L’auteur conclut sur la pertinence historique de Butler dans la construction du féminisme anglo-saxon. Elle a su d’abord transformer l’image de la prostituée au xixe siècle. Elle a révolutionné également les méthodes du féminisme britannique en « inventant la stratégie de l’agitation politique et du lobbying » et « en introduisant […] dans le débat sur l’égalité entre les sexes une notion encore inédite : celle de l’intégrité inaliénable du corps de la femme, quel que fut son statut » (p. 141). Regard termine en précisant que « la puissante fascination exercée sur l’opinion publique par les récits “ obscènes ” de Butler fut analogue à l’engouement que susciterait très bientôt le “ detective novel ”, le roman d’enquête à l’anglaise » (p. 145), genre qui sera largement investi par les femmes en Grande-Bretagne[3].

L’ouvrage propose ensuite une anthologie comportant dix textes, tous déjà publiés, se rapportant à la prostitution et à son contexte, certains en faveur des lois et d’autres contre, un seul émanant d’une femme. Il s’agit d’extraits d’ouvrages, d’articles de journaux, de position de médecins ou de moralistes, de lettres d’appui à Butler. Puis l’ouvrage regroupe seize textes significatifs de Butler : extraits de discours, d’ouvrages, de lettres et d’articles permettant de se familisariser avec son style, ses arguments et ses prises de position.

L’ouvrage est complété par un tableau chronologique mettant en parallèle la vie de Butler, les faits marquants du féminisme en Grande-Bretagne et les événements politiques, sociaux et culturels du pays de 1802 à 1906, date du décès de Butler; s’y ajoute une bibliographie des ouvrages de Butler, des ouvrages sur elle et d’autres concernant la prostitution au xixe siècle (ce qui démontre que l’auteur du recueil possède une bonne connaissance des publications sur la prostitution en Angleterre et ailleurs); viennent à la fin un index des noms et un autre sur les notions.
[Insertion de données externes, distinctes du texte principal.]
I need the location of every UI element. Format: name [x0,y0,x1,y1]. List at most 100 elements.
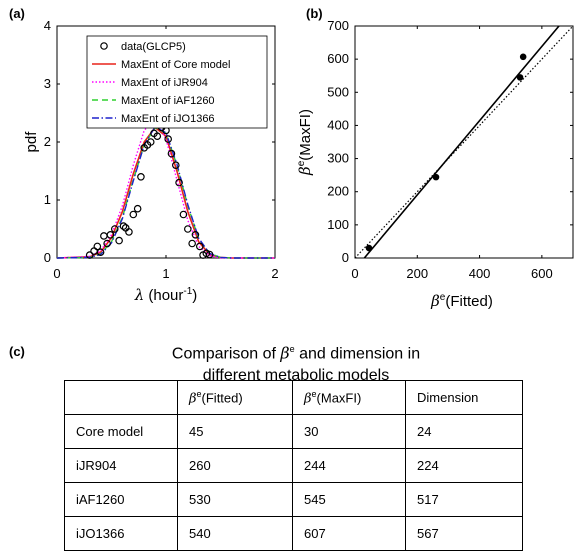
legend-box [86,35,268,129]
table-header-row: βe(Fitted) βe(MaxFI) Dimension [64,380,523,415]
chart-a-data-point [184,225,192,233]
table-cell-dimension: 567 [405,516,523,551]
chart-b-data-point [516,74,524,81]
chart-a-ytick-label: 0 [44,250,51,265]
table-title-beta: β [280,343,290,363]
chart-a-xlabel-text: (hour [144,287,183,304]
header-cell-empty [64,380,178,415]
chart-a-ylabel: pdf [23,131,40,153]
chart-a-data-point [137,173,145,181]
chart-b-frame [354,25,574,259]
chart-b-ytick-label: 300 [327,151,349,166]
chart-b-xtick-label: 0 [351,266,358,281]
chart-a-series-line-4 [56,125,275,259]
chart-b-xlabel: βe(Fitted) [430,292,493,310]
chart-a-series-line-3 [56,126,275,259]
chart-b-data-point [432,173,440,181]
header-cell-maxfi: βe(MaxFI) [292,380,406,415]
chart-a-data-point [191,231,200,239]
header-fitted-beta: β [189,391,197,407]
chart-b-ytick-label: 100 [327,217,349,232]
table-row: iAF1260 530 545 517 [64,482,523,517]
legend-marker [100,42,108,50]
chart-a-data-point [179,210,188,219]
chart-b-xtick-label: 600 [531,266,553,281]
chart-a-data-point [115,236,123,245]
legend-label: MaxEnt of Core model [121,59,230,71]
header-maxfi-beta: β [304,391,312,407]
charts-svg: 0 1 2 0 1 2 3 4 pdf λ (hour-1) data(GLCP5) MaxEn… [23,18,574,310]
header-fitted-text: (Fitted) [201,390,243,406]
table-cell-maxfi: 545 [292,482,406,517]
chart-a-ytick-label: 1 [44,192,51,207]
chart-b-plot-area [355,26,573,258]
chart-a-series-line-2 [56,117,275,259]
chart-b-xtick-label: 200 [406,266,428,281]
chart-a-series [56,117,275,259]
table-title-line1: Comparison of βe and dimension in [96,338,496,365]
chart-a-data-point [96,248,105,257]
chart-a-ytick-label: 4 [44,18,51,33]
chart-b-ylabel-symbol: β [296,166,314,176]
panel-label-a: (a) [9,6,25,21]
chart-b-data-point [365,244,373,252]
chart-a-data-point [205,250,214,259]
table-cell-fitted: 530 [177,482,293,517]
table-cell-maxfi: 607 [292,516,406,551]
comparison-table: βe(Fitted) βe(MaxFI) Dimension Core mode… [64,380,523,551]
chart-b-ytick-label: 0 [342,250,349,265]
legend-label: MaxEnt of iJO1366 [121,113,215,125]
panel-label-c: (c) [9,344,25,359]
chart-b-ylabel: βe(MaxFI) [296,109,314,176]
chart-a-data-point [129,210,138,219]
chart-a-data-point [110,225,119,233]
chart-b-ytick-label: 500 [327,84,349,99]
chart-a-ytick-label: 3 [44,76,51,91]
table-cell-model: iJO1366 [64,516,178,551]
chart-a-data-point [106,231,115,239]
chart-b-ylabel-text: (MaxFI) [297,109,314,161]
chart-a-xlabel-close: ) [192,287,197,304]
legend-label: MaxEnt of iAF1260 [121,95,215,107]
chart-b-identity-line [355,26,573,258]
chart-b-ytick-label: 700 [327,18,349,33]
header-maxfi-sup: e [311,388,317,399]
chart-b-ytick-label: 600 [327,51,349,66]
chart-a-data-point [153,132,162,141]
chart-a-data-point [100,232,108,240]
chart-b-fit-line [363,26,560,258]
table-cell-model: iJR904 [64,448,178,483]
table-cell-model: iAF1260 [64,482,178,517]
table-title-after: and dimension in [294,345,421,363]
header-cell-dimension: Dimension [405,380,523,415]
table-title-before: Comparison of [171,345,281,363]
chart-a-data-point [175,178,183,187]
chart-b-data-point [519,53,527,61]
chart-b-xtick-label: 400 [469,266,491,281]
chart-a-xtick-label: 2 [271,266,278,281]
chart-a-xtick-label: 1 [162,266,169,281]
chart-b-ylabel-sup: e [296,160,307,166]
chart-a-data-point [188,239,196,248]
panel-label-b: (b) [306,6,323,21]
table-title-sup: e [289,344,295,354]
chart-a-ytick-label: 2 [44,134,51,149]
chart-b-xlabel-text: (Fitted) [445,293,493,310]
chart-b-ytick-label: 200 [327,184,349,199]
chart-b-xlabel-symbol: β [430,292,440,310]
table-cell-fitted: 45 [177,414,293,449]
chart-a-data-point [195,242,204,251]
chart-b-xlabel-sup: e [440,292,446,303]
chart-b-content [355,26,573,258]
table-cell-dimension: 517 [405,482,523,517]
chart-a-data-point [146,138,155,146]
table-cell-fitted: 260 [177,448,293,483]
chart-a-data-point [103,239,111,248]
chart-a-xlabel: λ (hour-1) [134,286,198,304]
table-cell-fitted: 540 [177,516,293,551]
table-cell-dimension: 224 [405,448,523,483]
chart-a-data-point [93,242,102,251]
table-cell-model: Core model [64,414,178,449]
header-cell-fitted: βe(Fitted) [177,380,293,415]
chart-a-xlabel-symbol: λ [134,286,145,304]
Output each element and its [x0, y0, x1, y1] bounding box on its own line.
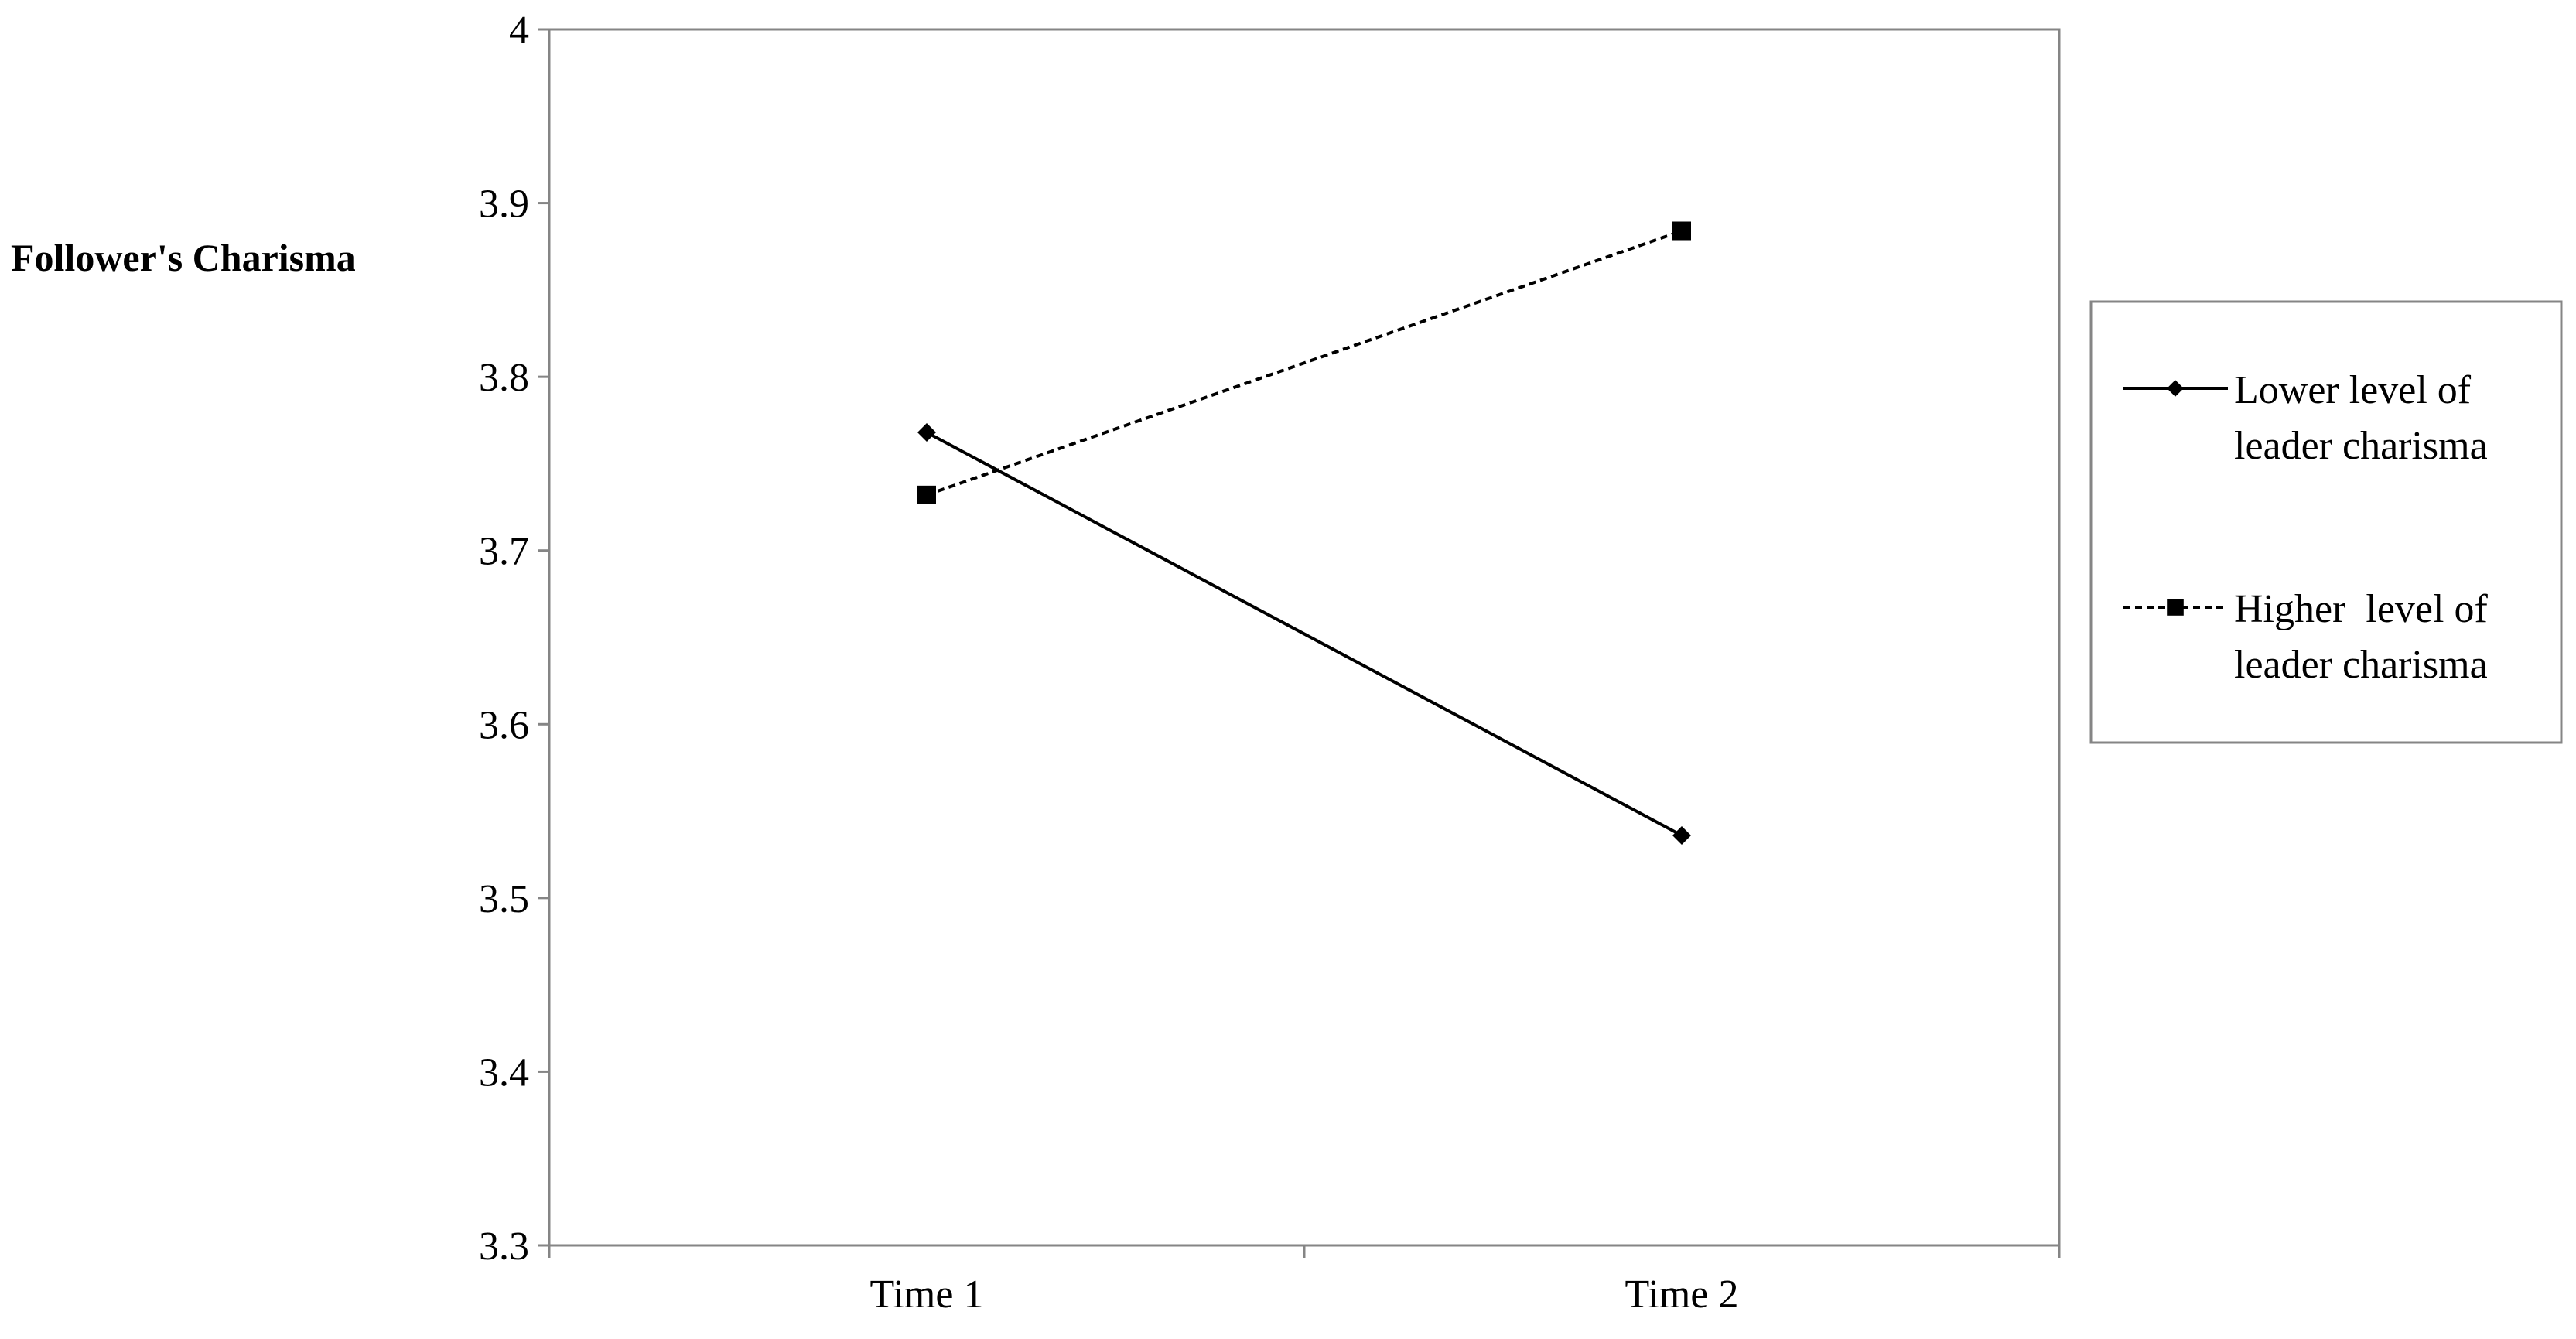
x-tick-label: Time 1: [870, 1272, 984, 1317]
data-point-0-1: [1672, 826, 1691, 845]
series-lines: [926, 229, 1683, 837]
legend-swatch-marker-1: [2167, 599, 2184, 616]
legend-label: leader charisma: [2234, 643, 2488, 687]
legend-label: Lower level of: [2234, 368, 2472, 412]
y-axis-title: Follower's Charisma: [11, 236, 356, 279]
y-axis: 3.3 3.4 3.5 3.6 3.7 3.8 3.9 4: [479, 9, 549, 1269]
series-line-0: [926, 431, 1683, 837]
legend-label: Higher level of: [2234, 587, 2488, 631]
y-tick-label: 3.8: [479, 356, 529, 400]
legend-frame: [2089, 300, 2563, 744]
y-tick-label: 3.9: [479, 183, 529, 227]
legend-label: leader charisma: [2234, 424, 2488, 468]
plot-area-frame: [548, 28, 2061, 1247]
data-point-0-0: [917, 423, 936, 442]
data-point-1-0: [917, 485, 936, 504]
series-line-1: [926, 229, 1683, 497]
legend: Lower level of leader charisma Higher leve…: [2089, 300, 2563, 744]
x-axis: Time 1 Time 2: [548, 1245, 2061, 1317]
y-tick-label: 3.6: [479, 703, 529, 747]
y-tick-label: 3.5: [479, 877, 529, 921]
y-tick-label: 3.3: [479, 1225, 529, 1269]
y-tick-label: 3.4: [479, 1050, 529, 1095]
data-point-1-1: [1672, 221, 1691, 241]
y-tick-label: 3.7: [479, 530, 529, 574]
series-markers: [917, 221, 1691, 845]
x-tick-label: Time 2: [1625, 1272, 1739, 1317]
legend-swatch-marker-0: [2167, 380, 2184, 397]
y-tick-label: 4: [509, 9, 529, 53]
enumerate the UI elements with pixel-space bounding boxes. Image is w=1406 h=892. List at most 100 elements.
Il faut le préciser, le combat de Butler ne peut aucunement être associé à celui des abolitionnistes actuelles qui cherchent à faire reconnaître la prostitution comme un métier à l’égal des autres et les prostituées comme des travailleuses du sexe. Butler demeure contre la prostitution, son combat se dirigeant strictement contre toutes les mesures qui s’en prennent aux prostitués. Elle serait certes de nos jours du côté de ceux et celles qui s’opposent à la prostitution en la considérant comme une atteinte à la dignité des femmes, à partir de la même argumentation avec, en plus, une profonde connotation religieuse. Contrairement à un grand nombre de recueil de textes qui se contentent d’une brève introduction, l’intérêt de l’ouvrage recensé ici réside évidemment dans les textes présentés, mais principalement dans l’analyse qui les précède.

Regard résume ainsi la réputation de Butler : de son vivant, elle a été tantôt « vilipendée, accusée d’avoir causé la mort de centaines d’hommes et de femmes en s’opposant aux Contagious Diseases Acts », tantôt « louée, voire révérée comme une sainte » (p. 9). Sa personnalité et son combat divisent encore les spécialistes, mais on reconnaît de plus en plus sa place comme l’une « des figures les plus importantes de la contestation féministe britannique au xixe siècle » (p. 10).